I can't offer advice with regards to helping with the learning difficulties, above what you are already doing, but to me it sounds like a confidence problem too.

I could be wrong, but there's a good chance your dd is misbehaving because she'd rather be seen as choosing not to work, than have classmates think she can't do it. Even if she doesn't admit or even realise it, perhaps she believes she'll get the low scores no matter what, and she'd rather people thought she was bad instead of stupid. And she needs her confidence building before she can believe what everyone else does, i.e she is by no means 'stupid' and can do it.

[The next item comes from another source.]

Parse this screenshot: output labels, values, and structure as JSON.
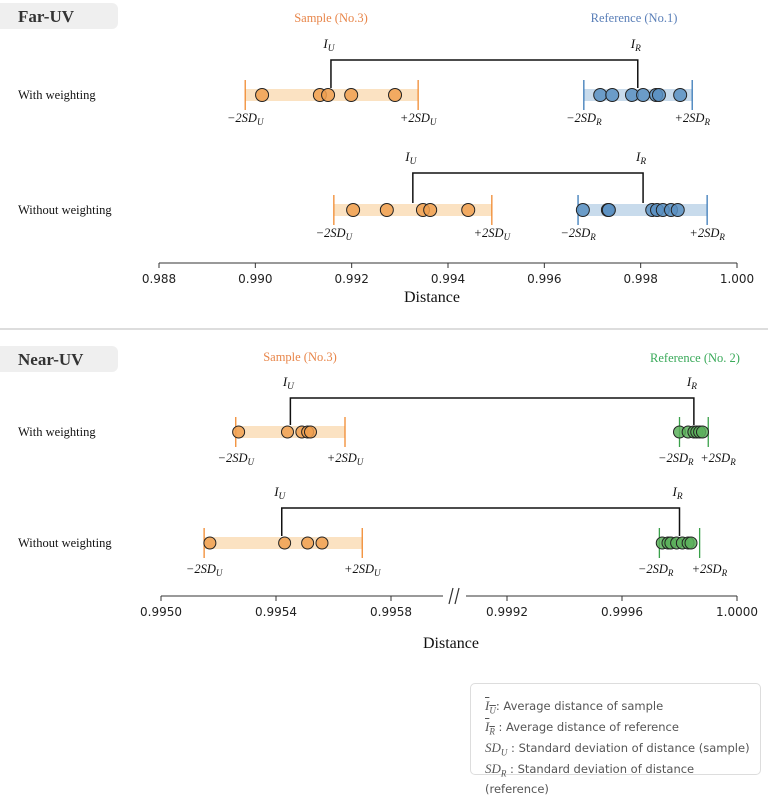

I know maths was never your Dd's strong point, but till secondary your dd always had her outlier musical ability to balance that out. So struggling with maths didn't dent her confidence because she knew she had her rare musical talent. Whereas now she isn't the only child with that talent, she's got peers. Which is great, and as adults we all accept your Dd's school is just a gathering of musical outliers, but from her perspective she could be (incorrectly) thinking her musical talent is nothing amazing either. Basically instead of a group of peers who were better at maths but light years behind musically, she's now got peers who find maths easier but are also on her musical level.

I think I'd be really looking at ways to increase her confidence in herself, although I'm not sure of specifically how, other than time away from being just one of a talented group making her realise that her music is just as much of a rare outlier gift as ever.